Im Stadium der Aufrechterhaltung hat der Berater vor allem die Aufgabe, die Veränderungen des Klienten zu festigen und diese aufrecht erhalten zu helfen. Rückfälle sollen möglichst verhindert und vorgebeugt werden.

(6) Stadium der Rückfälle

Bei einem Rückfall, d.h. erneutem Substanzkonsum tritt der Klient wieder von vorne in den Kreis der Veränderungen ein. Wenn Menschen lang anhaltende Verhaltensmuster verändern wollen, sind Rückfälle normale und vorhersehbar Ereignisse. Der Berater sollte hierbei helfen, Entmutigung und Aussichtslosigkeit beim Klienten zu vermeiden und ihn unterstützen, weiter über eine Veränderung nachzudenken.[11]

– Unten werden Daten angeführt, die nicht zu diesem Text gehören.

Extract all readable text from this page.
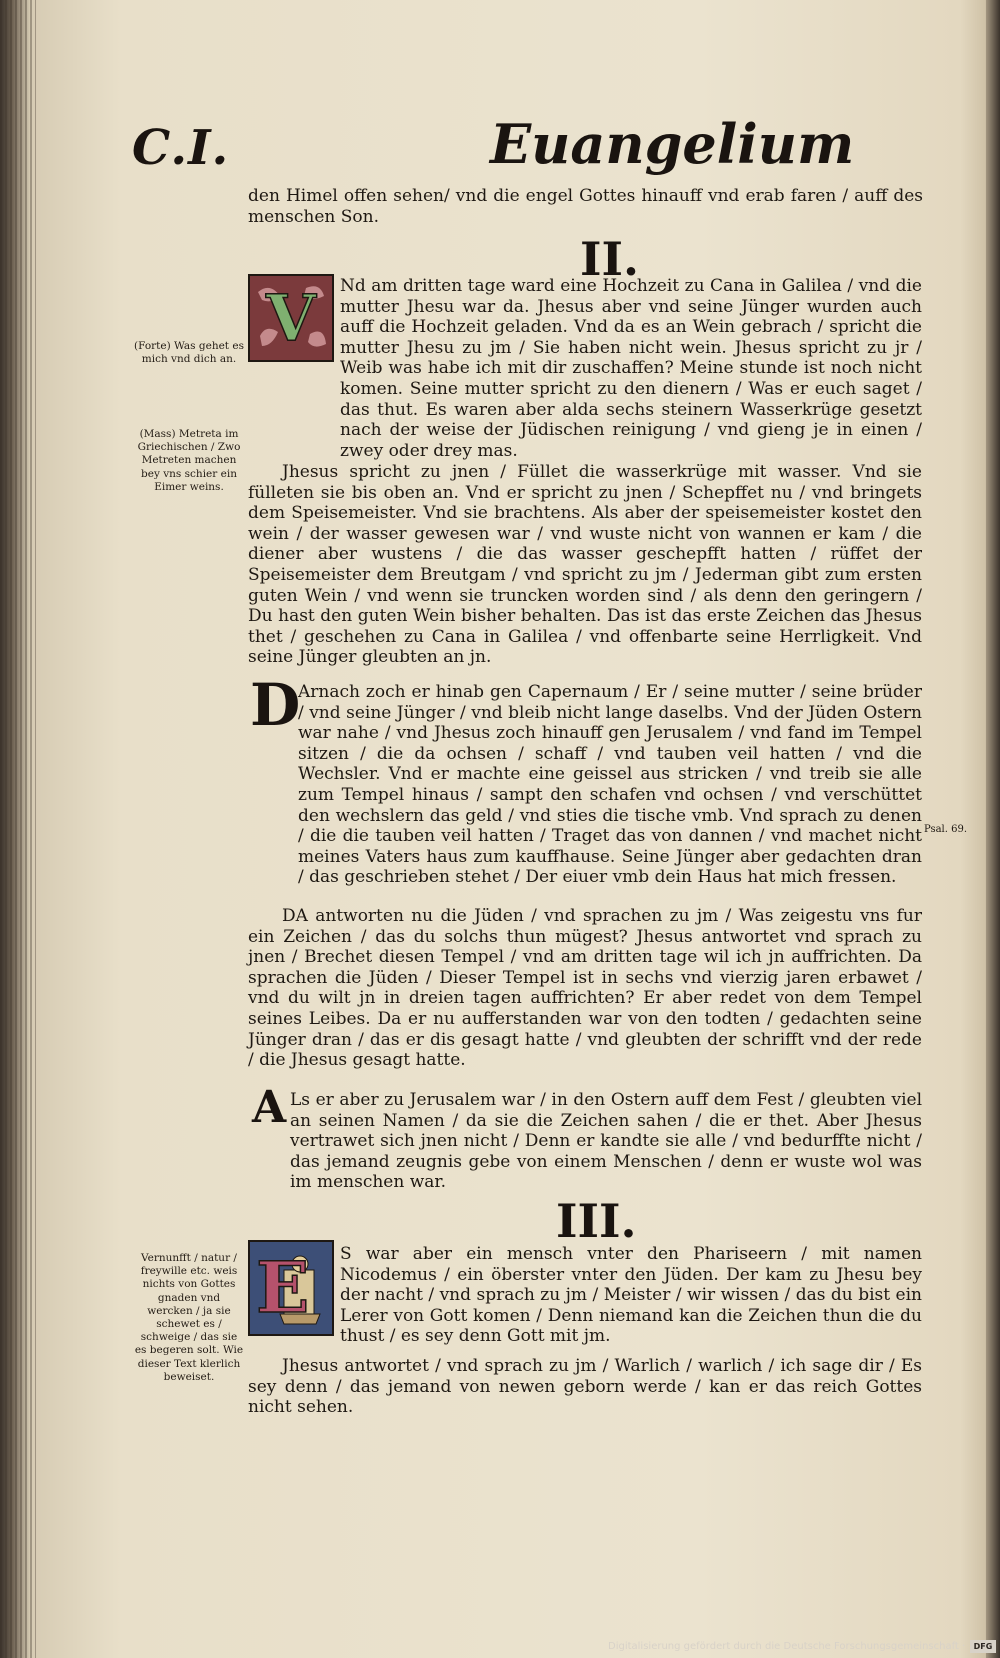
C.I.	Euangelium

den Himel offen sehen/ vnd die engel Gottes hinauff vnd erab faren / auff des menschen Son.

II.
V Nd am dritten tage ward eine Hochzeit zu Cana in Galilea / vnd die mutter Jhesu war da. Jhesus aber vnd seine Jünger wurden auch auff die Hochzeit geladen. Vnd da es an Wein gebrach / spricht die mutter Jhesu zu jm / Sie haben nicht wein. Jhesus spricht zu jr / Weib was habe ich mit dir zuschaffen? Meine stunde ist noch nicht komen. Seine mutter spricht zu den dienern / Was er euch saget / das thut. Es waren aber alda sechs steinern Wasserkrüge gesetzt nach der weise der Jüdischen reinigung / vnd gieng je in einen / zwey oder drey mas.

(Forte) Was gehet es mich vnd dich an.

(Mass) Metreta im Griechischen / Zwo Metreten machen bey vns schier ein Eimer weins.

Jhesus spricht zu jnen / Füllet die wasserkrüge mit wasser. Vnd sie fülleten sie bis oben an. Vnd er spricht zu jnen / Schepffet nu / vnd bringets dem Speisemeister. Vnd sie brachtens. Als aber der speisemeister kostet den wein / der wasser gewesen war / vnd wuste nicht von wannen er kam / die diener aber wustens / die das wasser geschepfft hatten / rüffet der Speisemeister dem Breutgam / vnd spricht zu jm / Jederman gibt zum ersten guten Wein / vnd wenn sie truncken worden sind / als denn den geringern / Du hast den guten Wein bisher behalten. Das ist das erste Zeichen das Jhesus thet / geschehen zu Cana in Galilea / vnd offenbarte seine Herrligkeit. Vnd seine Jünger gleubten an jn.

D

Arnach zoch er hinab gen Capernaum / Er / seine mutter / seine brüder / vnd seine Jünger / vnd bleib nicht lange daselbs. Vnd der Jüden Ostern war nahe / vnd Jhesus zoch hinauff gen Jerusalem / vnd fand im Tempel sitzen / die da ochsen / schaff / vnd tauben veil hatten / vnd die Wechsler. Vnd er machte eine geissel aus stricken / vnd treib sie alle zum Tempel hinaus / sampt den schafen vnd ochsen / vnd verschüttet den wechslern das geld / vnd sties die tische vmb. Vnd sprach zu denen / die die tauben veil hatten / Traget das von dannen / vnd machet nicht meines Vaters haus zum kauffhause. Seine Jünger aber gedachten dran / das geschrieben stehet / Der eiuer vmb dein Haus hat mich fressen.

Psal. 69.

DA antworten nu die Jüden / vnd sprachen zu jm / Was zeigestu vns fur ein Zeichen / das du solchs thun mügest? Jhesus antwortet vnd sprach zu jnen / Brechet diesen Tempel / vnd am dritten tage wil ich jn auffrichten. Da sprachen die Jüden / Dieser Tempel ist in sechs vnd vierzig jaren erbawet / vnd du wilt jn in dreien tagen auffrichten? Er aber redet von dem Tempel seines Leibes. Da er nu aufferstanden war von den todten / gedachten seine Jünger dran / das er dis gesagt hatte / vnd gleubten der schrifft vnd der rede / die Jhesus gesagt hatte.

A Ls er aber zu Jerusalem war / in den Ostern auff dem Fest / gleubten viel an seinen Namen / da sie die Zeichen sahen / die er thet. Aber Jhesus vertrawet sich jnen nicht / Denn er kandte sie alle / vnd bedurffte nicht / das jemand zeugnis gebe von einem Menschen / denn er wuste wol was im menschen war.

III.
E S war aber ein mensch vnter den Phariseern / mit namen Nicodemus / ein öberster vnter den Jüden. Der kam zu Jhesu bey der nacht / vnd sprach zu jm / Meister / wir wissen / das du bist ein Lerer von Gott komen / Denn niemand kan die Zeichen thun die du thust / es sey denn Gott mit jm.

Vernunfft / natur / freywille etc. weis nichts von Gottes gnaden vnd wercken / ja sie schewet es / schweige / das sie es begeren solt. Wie dieser Text klerlich beweiset.

Jhesus antwortet / vnd sprach zu jm / Warlich / warlich / ich sage dir / Es sey denn / das jemand von newen geborn werde / kan er das reich Gottes nicht sehen.

Digitalisierung gefördert durch die Deutsche Forschungsgemeinschaft ·	DFG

Ähnlich wie das transtheoretische Modell von Prochaska und DiClemente haben Osher und Kofoed (1989) vier Behandlungsphasen für die Komorbidiät von Substanzabhänigkeit und psychischen Störungen erläutert: „engagement“ (Verpflichtung), „persuasion“ (Überzeugung), „active treatment“ (aktive Behandlung) und „maintenance“ (Aufrechterhaltung).[12]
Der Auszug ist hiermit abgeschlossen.